Tackling global warming should be incentive enough for the industry to act now, but progress has been slow. That may change, however, as shipowners and operators come under heavy scrutiny from the 30 banks and 17 insurance providers that have set new standards around decarbonization for companies they do business with.
The signatories to the principles – a framework introduced by international shipping banks to assess and disclose the climate alignment of ship finance portfolios – collectively represent a bank loan portfolio to the shipping industry of around $185 billion.
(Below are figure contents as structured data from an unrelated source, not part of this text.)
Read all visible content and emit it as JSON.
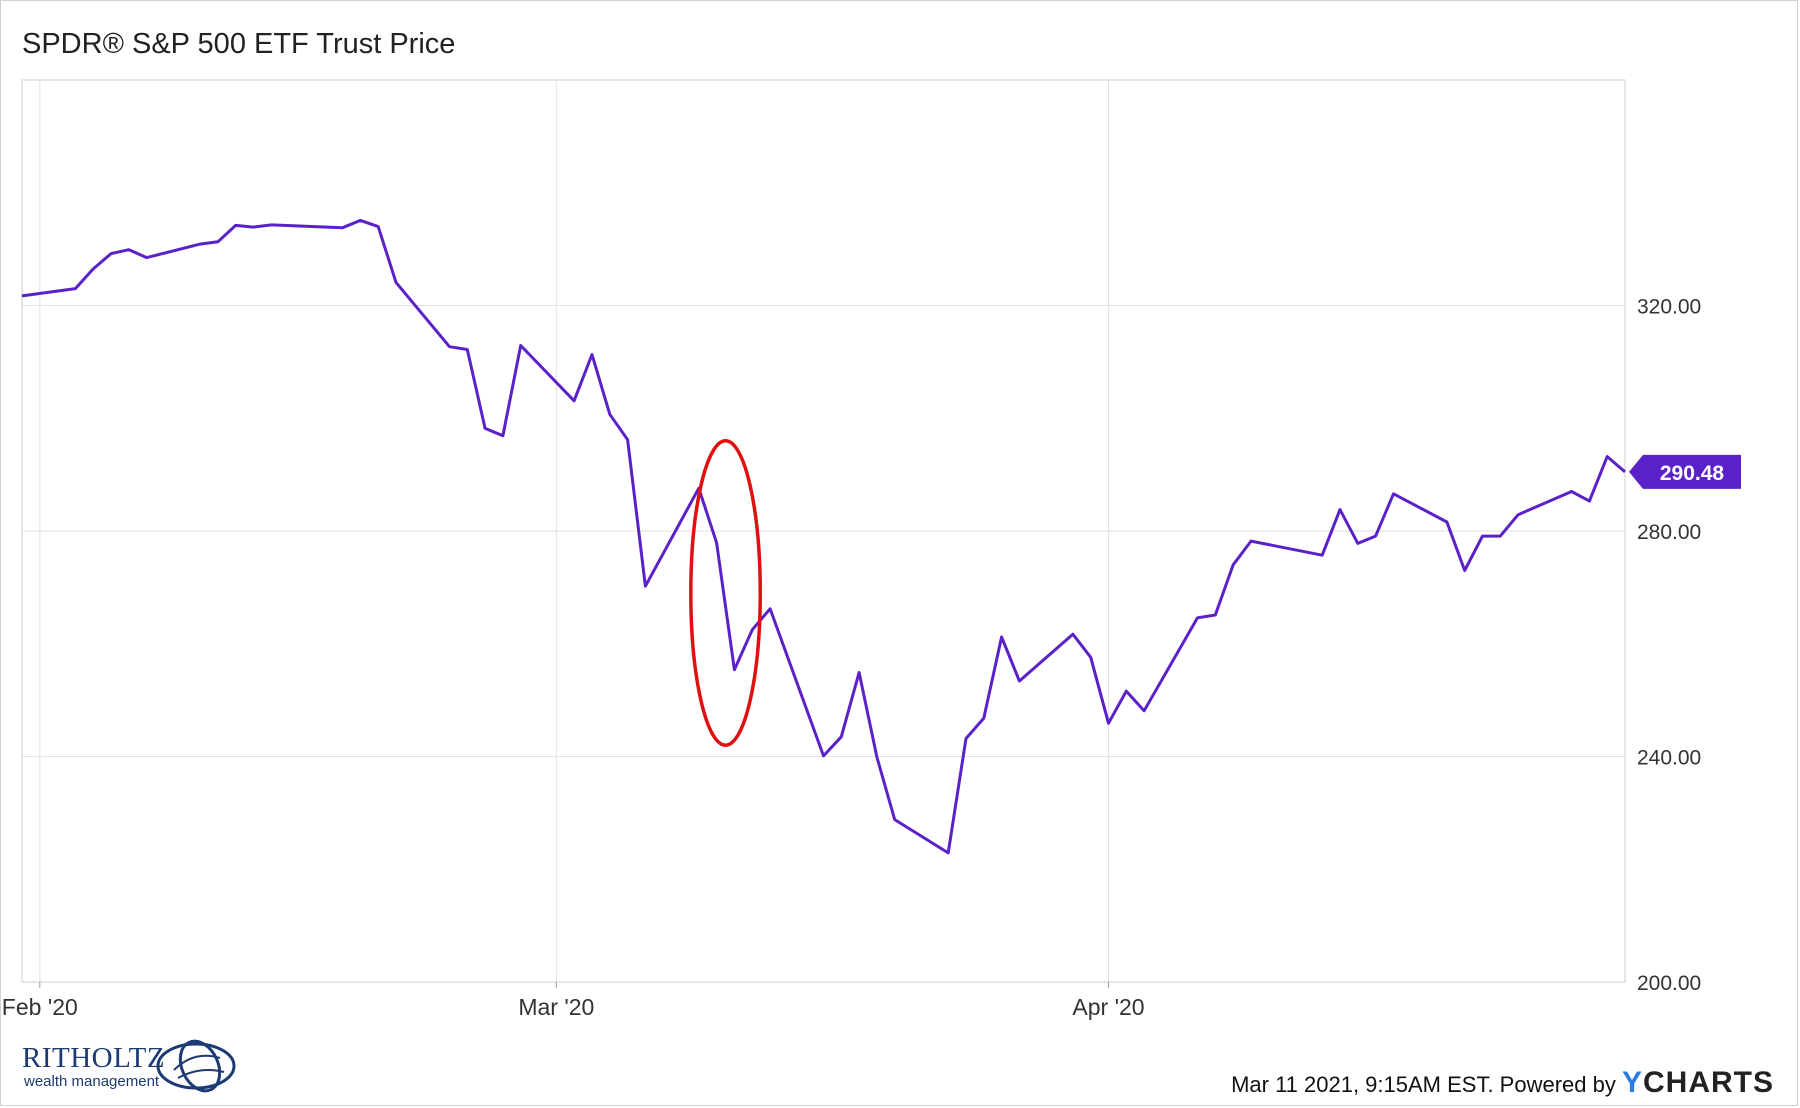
{
  "title": "SPDR® S&P 500 ETF Trust Price",
  "chart_data": {
    "type": "line",
    "title": "SPDR® S&P 500 ETF Trust Price",
    "xlabel": "",
    "ylabel": "",
    "ylim": [
      200,
      360
    ],
    "y_ticks": [
      200,
      240,
      280,
      320
    ],
    "y_tick_labels": [
      "200.00",
      "240.00",
      "280.00",
      "320.00"
    ],
    "x_ticks": [
      {
        "date": "2020-02-01",
        "label": "Feb '20"
      },
      {
        "date": "2020-03-01",
        "label": "Mar '20"
      },
      {
        "date": "2020-04-01",
        "label": "Apr '20"
      }
    ],
    "grid": true,
    "series": [
      {
        "color": "#5b21c9",
        "x": [
          "2020-01-31",
          "2020-02-03",
          "2020-02-04",
          "2020-02-05",
          "2020-02-06",
          "2020-02-07",
          "2020-02-10",
          "2020-02-11",
          "2020-02-12",
          "2020-02-13",
          "2020-02-14",
          "2020-02-18",
          "2020-02-19",
          "2020-02-20",
          "2020-02-21",
          "2020-02-24",
          "2020-02-25",
          "2020-02-26",
          "2020-02-27",
          "2020-02-28",
          "2020-03-02",
          "2020-03-03",
          "2020-03-04",
          "2020-03-05",
          "2020-03-06",
          "2020-03-09",
          "2020-03-10",
          "2020-03-11",
          "2020-03-12",
          "2020-03-13",
          "2020-03-16",
          "2020-03-17",
          "2020-03-18",
          "2020-03-19",
          "2020-03-20",
          "2020-03-23",
          "2020-03-24",
          "2020-03-25",
          "2020-03-26",
          "2020-03-27",
          "2020-03-30",
          "2020-03-31",
          "2020-04-01",
          "2020-04-02",
          "2020-04-03",
          "2020-04-06",
          "2020-04-07",
          "2020-04-08",
          "2020-04-09",
          "2020-04-13",
          "2020-04-14",
          "2020-04-15",
          "2020-04-16",
          "2020-04-17",
          "2020-04-20",
          "2020-04-21",
          "2020-04-22",
          "2020-04-23",
          "2020-04-24",
          "2020-04-27",
          "2020-04-28",
          "2020-04-29",
          "2020-04-30"
        ],
        "values": [
          321.7,
          323.0,
          326.5,
          329.2,
          329.9,
          328.5,
          330.9,
          331.3,
          334.2,
          333.9,
          334.3,
          333.8,
          335.1,
          334.0,
          324.1,
          312.7,
          312.2,
          298.2,
          296.9,
          312.9,
          303.1,
          311.3,
          300.7,
          296.2,
          270.2,
          287.6,
          277.9,
          255.4,
          262.5,
          266.2,
          240.1,
          243.5,
          254.9,
          239.9,
          228.8,
          222.9,
          243.2,
          246.8,
          261.2,
          253.4,
          261.7,
          257.6,
          245.9,
          251.6,
          248.1,
          264.6,
          265.1,
          274.0,
          278.2,
          275.7,
          283.8,
          277.8,
          279.1,
          286.6,
          281.6,
          273.0,
          279.1,
          279.1,
          282.9,
          287.0,
          285.3,
          293.2,
          290.48
        ]
      }
    ],
    "last_value": 290.48,
    "last_value_label": "290.48",
    "annotation": {
      "type": "ellipse",
      "color": "#e01010",
      "x_from": "2020-03-09",
      "x_to": "2020-03-12",
      "y_from": 242,
      "y_to": 296
    }
  },
  "logo": {
    "name": "RITHOLTZ",
    "subtitle": "wealth management"
  },
  "footer": {
    "text": "Mar 11 2021, 9:15AM EST. Powered by",
    "brand_y": "Y",
    "brand_rest": "CHARTS"
  }
}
As such, shipowners and operators need a robust strategy for helping steer their fleets towards a more sustainable future. Explaining in general terms how clean technology and alternative fuels can deliver a profitable green fleet will no longer be enough; they will need to demonstrate the viability and provability of their decarbonization plans.
Without a blueprint that stands up to scrutiny, maritime companies will struggle to convince banks to finance their plans for decarbonizing maritime. Securing capital from other sources such as equity investors, stock exchange traders, carbon credits or green bonds will also be challenging.
So how can owners prove the green credentials of their fleets when seeking new or additional finance? At this point, banks accept estimates on cutting carbon rather than validated data. But soon, they may demand tangible proof of how green an asset is, especially once the Carbon Intensity Indicator (CII) is introduced on 1 January 2023.
Complying with CII will involve calculating a vessel’s annual fuel consumption and distance travelled using information gathered through the IMO Data Collection System. The calculation, which applies to cargo and cruise ships of 5,000GT or more, will reveal a ship’s actual annual carbon intensity rating, which must be documented and verified against the indicator’s requirements.
For shipowners seeking financing now to make vessels greener and more efficient, a year is too long to wait to understand their first CII rating. Fortunately, a solution in the form of cloud-based artificial intelligence and blockchain technology exists today, that can deliver a validated carbon baseline for ships in weeks, not months, at pennies per barrel of fuel. This is ideal for vessel owners as they prepare for their yearly CII assessment.
An exact calculation is essential as all fuels are not created equally. Studies show, for example, that batches of the same fuel can have an energy density difference of up to 3%. Moreover, the carbon difference between batches is significant. The higher level of granularity in our data gives owners and charterers a far better picture of their past – and future – GHG performance.
With FuelTrust’s Carbon Baseline, shipowners receive a detailed and verified baseline assessment of historical vessel and fleet emissions. By analyzing different batches of fuels, FuelTrust provides accurate emissions estimates for historical benchmarks, allowing owners to benefit from past emissions reductions, and to predict future performance based on a specific bunker of fuel, vessel and journey.
With our actional insights and reporting capability, shipowners have the data they need to validate green ships, certify applications for carbon credits, and, using our independent emissions scoring, seek lower carbon taxes and fees globally.
The evidence shipowners require to verify past and future decarbonization results is available to the industry today – giving shipowners the data needed to validate and support regulatory and financial requirements, and to face scrutiny from the Poseidon Principles’ signatories.